A hundred refuse, recycling, and maintenance workers employed by commercial waste contractor Urbaser, members of Unite, refused to work and made it clear they would not go back until the manager went.

A report in Socialist Worker quotes workers vividly describing the manager’s behaviour and how their workplace has been run. Workers also described how outsourcing had made their situation at work much worse. Union campaigns for insourcing have won important victories; this demand needs taking up and fighting for by the whole labour movement, including the Labour Party.

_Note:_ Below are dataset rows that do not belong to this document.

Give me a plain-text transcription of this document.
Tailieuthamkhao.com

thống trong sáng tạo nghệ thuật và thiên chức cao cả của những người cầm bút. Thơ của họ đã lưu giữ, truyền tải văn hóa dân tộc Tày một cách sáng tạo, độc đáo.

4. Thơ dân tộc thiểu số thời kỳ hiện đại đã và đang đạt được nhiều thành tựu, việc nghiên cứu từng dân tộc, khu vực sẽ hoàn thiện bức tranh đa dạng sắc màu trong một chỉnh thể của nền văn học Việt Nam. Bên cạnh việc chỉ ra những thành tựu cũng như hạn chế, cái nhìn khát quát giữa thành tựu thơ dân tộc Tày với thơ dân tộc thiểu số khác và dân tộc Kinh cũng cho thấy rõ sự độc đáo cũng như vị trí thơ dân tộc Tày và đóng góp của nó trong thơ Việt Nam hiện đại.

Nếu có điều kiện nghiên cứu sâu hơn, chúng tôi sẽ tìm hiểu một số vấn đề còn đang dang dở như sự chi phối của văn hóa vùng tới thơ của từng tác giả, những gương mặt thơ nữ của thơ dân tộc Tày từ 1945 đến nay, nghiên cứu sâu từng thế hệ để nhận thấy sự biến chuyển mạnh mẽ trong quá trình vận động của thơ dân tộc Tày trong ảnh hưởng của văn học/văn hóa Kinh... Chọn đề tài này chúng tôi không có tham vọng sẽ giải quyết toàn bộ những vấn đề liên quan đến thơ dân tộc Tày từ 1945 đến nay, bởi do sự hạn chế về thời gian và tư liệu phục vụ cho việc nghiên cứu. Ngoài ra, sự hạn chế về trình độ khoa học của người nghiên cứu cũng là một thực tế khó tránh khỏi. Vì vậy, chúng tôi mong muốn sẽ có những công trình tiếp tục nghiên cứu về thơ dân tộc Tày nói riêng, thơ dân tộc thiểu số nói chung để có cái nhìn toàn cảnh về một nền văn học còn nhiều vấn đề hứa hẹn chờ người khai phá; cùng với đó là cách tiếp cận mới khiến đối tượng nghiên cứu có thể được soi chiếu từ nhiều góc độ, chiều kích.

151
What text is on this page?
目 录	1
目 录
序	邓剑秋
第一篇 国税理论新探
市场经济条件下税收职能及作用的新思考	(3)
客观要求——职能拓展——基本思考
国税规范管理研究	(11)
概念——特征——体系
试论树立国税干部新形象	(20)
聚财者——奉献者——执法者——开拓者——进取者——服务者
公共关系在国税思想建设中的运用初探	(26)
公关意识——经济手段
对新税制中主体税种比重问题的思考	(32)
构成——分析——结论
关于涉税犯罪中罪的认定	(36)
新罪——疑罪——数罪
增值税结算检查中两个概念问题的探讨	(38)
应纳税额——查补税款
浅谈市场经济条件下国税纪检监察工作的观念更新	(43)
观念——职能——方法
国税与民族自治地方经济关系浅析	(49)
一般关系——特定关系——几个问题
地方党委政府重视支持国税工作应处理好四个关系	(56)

Workers signed a grievance letter and the manager was sent home while an investigation took place; but the investigation was not serious and the manager was set to return. The workers decided to walk out, stopped bin collections and gathered outside the council offices to discuss where to go next. And they won – the manager is gone.

This small strike demonstrates in miniature some hugely important things – including the power workers when they take action with determination and militancy, including power to challenge oppression. And the fact that effective workers’ action will very often mean not going through the hoops set up by the anti-union laws. As one striker said: “We knew what we were doing was an unofficial walkout and that it was illegal, but we all felt so strongly we knew we had to do it.”

Between the General Strike of 1926 and the 1966 seamen’s strike, there were no national strikes in the UK. There were large and growing numbers of smaller disputes, often extremely small local ones, in which workers took direct action with no or little reference to their national union, just walking out to bring their managers or bosses to heel.

One factor is that there were no anti-union laws of the sort introduced after 1979. Unions did not need to clear multiple procedural and bureaucratic hurdles to declare official action; they could decide to simply declare unofficial action official; local union organisations often had much greater leeway to make their own decisions; and all this helped the creation of both powerful working-class militancy and a situation in which it was very hard for bosses to treat even wildcat action as something illegitimate.

Like other small disputes in recent years, the Welwyn Hatfield workers’ action – refusing to buckle under to the anti-union laws – shows the way for workers to deal with the dire and mounting problems we face. At the same time, it shows the need for a concerted campaign to scrap the anti-union laws, all of them, to create the best possible conditions for such action to thrive.